LENTERAJATENG – Hari Pers Nasional diperingati setiap tanggal 9 Februari, bertepatan dengan hari lahirnya Persatuan Wartawan Indonesia (PWI).
Merujuk pada sejarahnya, peringatan HPN pertama kali diselenggarakan pada 9 Februari 1985. Hal itu setelah Pemerintahan Orde Baru Soeharto mengeluarkan Keputusan Presiden (Keppres) Nomor 5 tahun 1985.
Pemilihan tanggal 9 Februari sebagai HPN karena bertepatan dengan pembentukan organisasi PWI pada tahun 1946, yang pada Orde Baru merupakan satu-satunya organisasi wartawan yang diakui pemerintah.
Terlepas dari adanya perdebatan mengenai penetapan HPN, dengan adanya Keppres tersebut pemerintah berharap peran pers bisa semakin berkembang dan dapat memberikan kontribusi positif untuk menopang pembangunan nasional dan penguatan demokrasi.
Perlindungan terhadap pers selanjutnya juga diatur di dalam UU Nomor 40 Tahun 1999.
Munculnya beleid tersebut membuktikan bahwa negara sangat peduli dengan keberadaan pers di Indonesia. Sehingga siapa pun yang menghalangi kerja-kerja pers/wartawan, sesuai dengan regulasi tersebut ada ancaman atau sanksi pidananya.
Pers Merdeka, Demokrasi Bermartabat
Pada peringatan HPN 2023, tema yang diangkat adalah Pers Merdeka, Demokrasi Bermartabat. Tentu tema tersebut sangat relevan, mengingat peran pers dalam era demokrasi saat ini sangat nyata dalam mengurangi beragam persoalan di tengah masyarakat.
Seperti kita tahu bahwa terungkapnya beragam kasus, mulai korupsi, kekerasan yang dilakukan oknum aparat hingga mangkraknya pembangunan tidak terlepas dari peran insan pers Tanah Air.

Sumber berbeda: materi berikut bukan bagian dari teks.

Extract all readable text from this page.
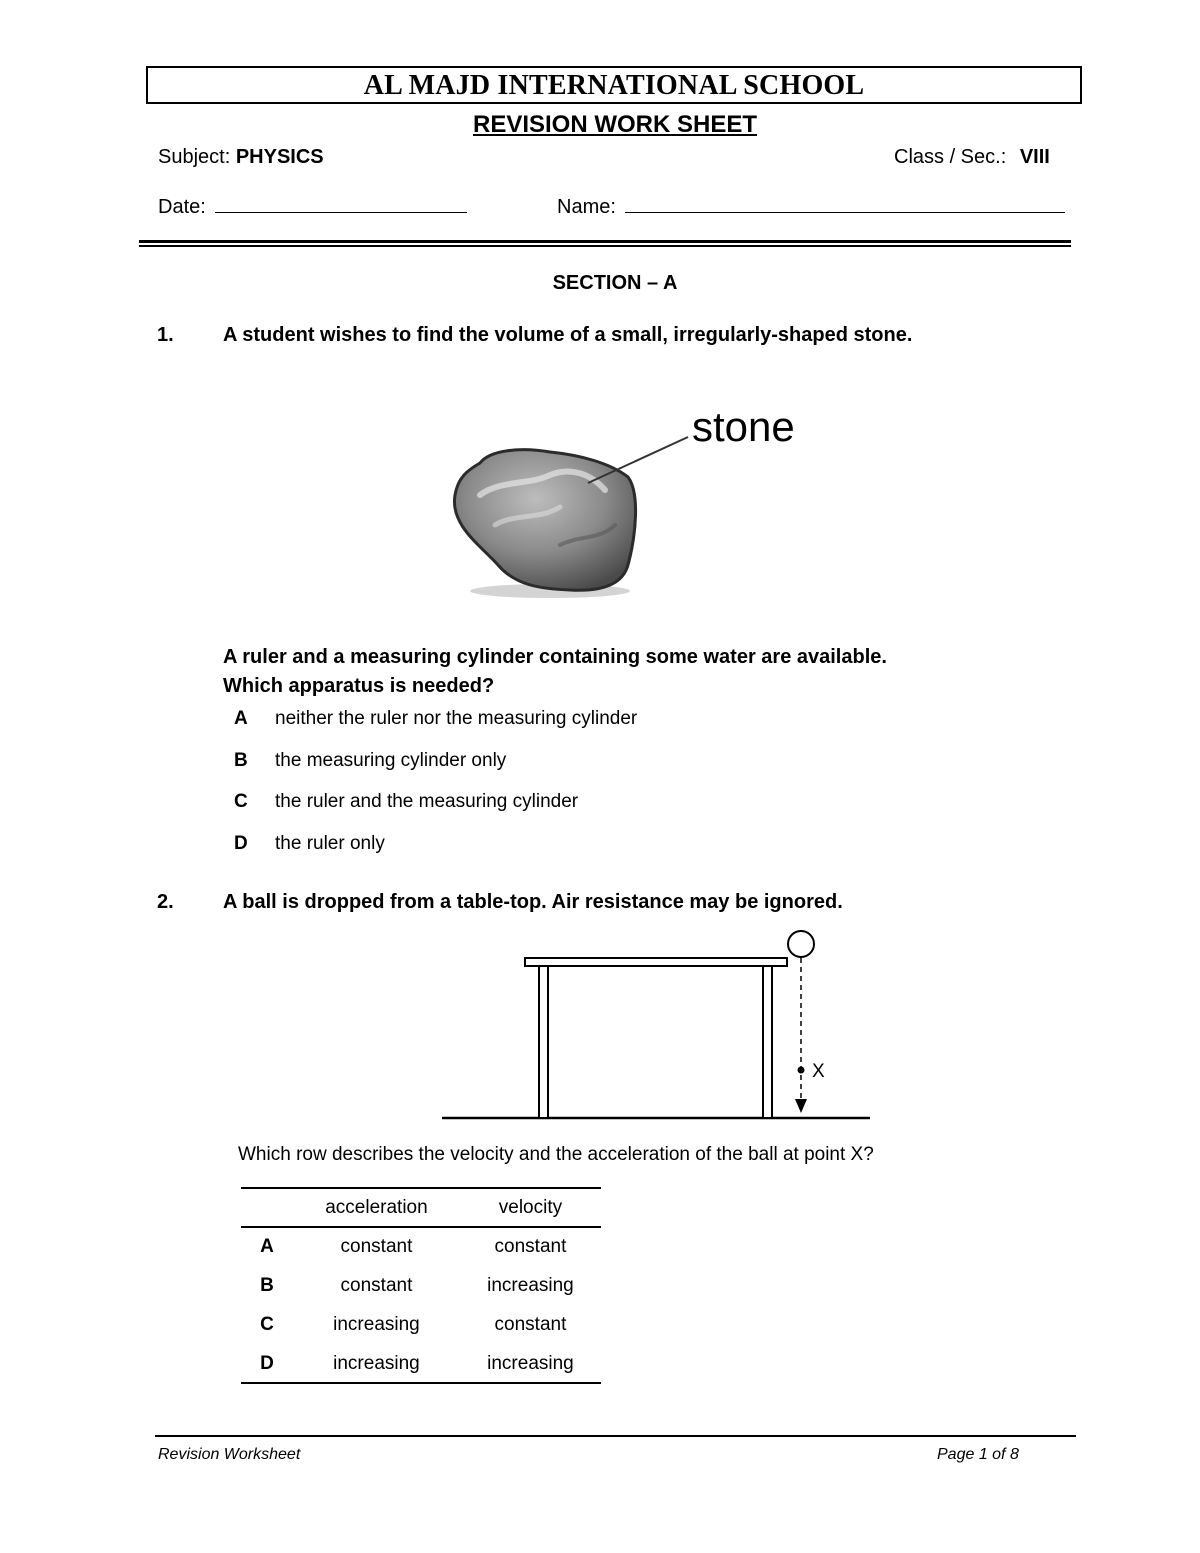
AL MAJD INTERNATIONAL SCHOOL
REVISION WORK SHEET
Subject: PHYSICS	Class / Sec.: VIII
Date:	Name:
SECTION – A
1. A student wishes to find the volume of a small, irregularly-shaped stone.
stone
A ruler and a measuring cylinder containing some water are available.
Which apparatus is needed?
A neither the ruler nor the measuring cylinder
B the measuring cylinder only
C the ruler and the measuring cylinder
D the ruler only
2. A ball is dropped from a table-top. Air resistance may be ignored.
X
Which row describes the velocity and the acceleration of the ball at point X?
	acceleration	velocity
A	constant	constant
B	constant	increasing
C	increasing	constant
D	increasing	increasing
Revision Worksheet	Page 1 of 8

Namun demikian, meski peran pers cukup vital dan dilindungi Undang-Undang, ternyata masih banyak tantangan dan hambatan yang dihadapi para jurnalis saat meliput sebuah kejadian di lapangan.
Dari catatan Aliansi Jurnalis Independen (AJI), jumlah kasus kekerasan terhadap jurnalis di Indonesia sepanjang tahun 2022 sebanyak 59 kasus. Angka tersebut meningkat 37,21 persen jika dibandingkan dengan tahun sebelumnya sebanyak 43 kasus.

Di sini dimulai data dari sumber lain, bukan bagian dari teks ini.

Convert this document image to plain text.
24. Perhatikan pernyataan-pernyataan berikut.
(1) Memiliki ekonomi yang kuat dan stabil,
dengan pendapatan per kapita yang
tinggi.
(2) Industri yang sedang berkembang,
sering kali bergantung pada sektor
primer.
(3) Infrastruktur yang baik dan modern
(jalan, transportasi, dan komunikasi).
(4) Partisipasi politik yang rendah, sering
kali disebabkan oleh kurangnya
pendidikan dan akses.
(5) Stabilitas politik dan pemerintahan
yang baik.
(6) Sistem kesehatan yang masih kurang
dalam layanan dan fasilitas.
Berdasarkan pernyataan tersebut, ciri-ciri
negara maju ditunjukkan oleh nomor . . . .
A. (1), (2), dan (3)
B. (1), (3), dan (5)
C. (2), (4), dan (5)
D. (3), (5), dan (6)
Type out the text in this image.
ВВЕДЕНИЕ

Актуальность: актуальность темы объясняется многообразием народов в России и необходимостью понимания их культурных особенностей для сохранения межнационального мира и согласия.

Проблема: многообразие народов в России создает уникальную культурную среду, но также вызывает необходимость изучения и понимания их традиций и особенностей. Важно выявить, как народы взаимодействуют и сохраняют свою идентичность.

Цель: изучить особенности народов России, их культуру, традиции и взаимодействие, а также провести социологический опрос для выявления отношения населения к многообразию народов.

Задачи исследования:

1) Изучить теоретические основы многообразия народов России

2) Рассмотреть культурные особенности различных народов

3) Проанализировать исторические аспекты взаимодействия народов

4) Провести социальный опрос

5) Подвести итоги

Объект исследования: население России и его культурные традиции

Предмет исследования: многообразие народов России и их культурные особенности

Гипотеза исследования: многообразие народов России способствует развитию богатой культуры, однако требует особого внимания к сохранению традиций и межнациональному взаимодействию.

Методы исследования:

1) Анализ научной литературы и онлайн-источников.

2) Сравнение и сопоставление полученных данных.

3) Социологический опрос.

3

Ironisnya lagi, jika dilihat dari pelakunya justru lebih banyak dari oknum aparat pemerintahan dan penegak hukum. Tercatat, dari total kasus kekerasan tersebut sebanyak 14 kasus di antaranya diduga dilakukan oleh Polisi, dua kasus diduga oleh oknum TNI dan tujuh kasus dari aparat pemerintahan.
Jika melihat data tersebut, tentu kondisi pers hari ini belum sepenuhnya merdeka. Pasalnya, masih banyak kejadian yang berusaha menghalang-halangi fungsi pers untuk mengungkap sebuah kasus yang terjadi di tengah masyarakat.

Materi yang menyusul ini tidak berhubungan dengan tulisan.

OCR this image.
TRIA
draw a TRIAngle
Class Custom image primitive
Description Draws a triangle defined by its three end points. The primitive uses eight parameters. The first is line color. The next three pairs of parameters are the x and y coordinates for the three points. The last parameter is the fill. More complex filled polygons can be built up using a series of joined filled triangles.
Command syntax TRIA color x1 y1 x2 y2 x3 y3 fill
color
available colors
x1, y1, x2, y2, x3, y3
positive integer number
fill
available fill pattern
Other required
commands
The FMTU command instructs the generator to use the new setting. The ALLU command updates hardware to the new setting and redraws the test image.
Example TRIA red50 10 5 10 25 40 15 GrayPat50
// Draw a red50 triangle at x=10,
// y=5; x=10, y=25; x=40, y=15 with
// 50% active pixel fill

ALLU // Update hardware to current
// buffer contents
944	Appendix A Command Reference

Terkait dengan kondisi itu, saya kira penting untuk memberikan edukasi kepada semua pihak terkait pemahaman dan aturan tentang pers.
Keterbukaan informasi
Dalam pengelolaan pemerintahan dan lembaga publik yang baik tentu mensyaratkan adanya transparansi dan akuntabilitas.
Oleh karena itu, untuk mendorong penguatan demokrasi dan partisipasi masyarakat dalam melakukan pengawasan terhadap kinerja pemerintahan serta lembaga publik harus ada keterbukaan informasi yang memadai.
Terlebih, hal itu juga telah ditegaskan dalam Undang-Undang Nomor 14 Tahun 2008 tentang Keterbukaan Informasi Publik. Regulasi itu merupakan pengejawentahan dari Pasal 28 F Undang-Undang Dasar 1945 tentang hak asasi manusia bagi seluruh rakyat Indonesia di bidang komunikasi dan informasi.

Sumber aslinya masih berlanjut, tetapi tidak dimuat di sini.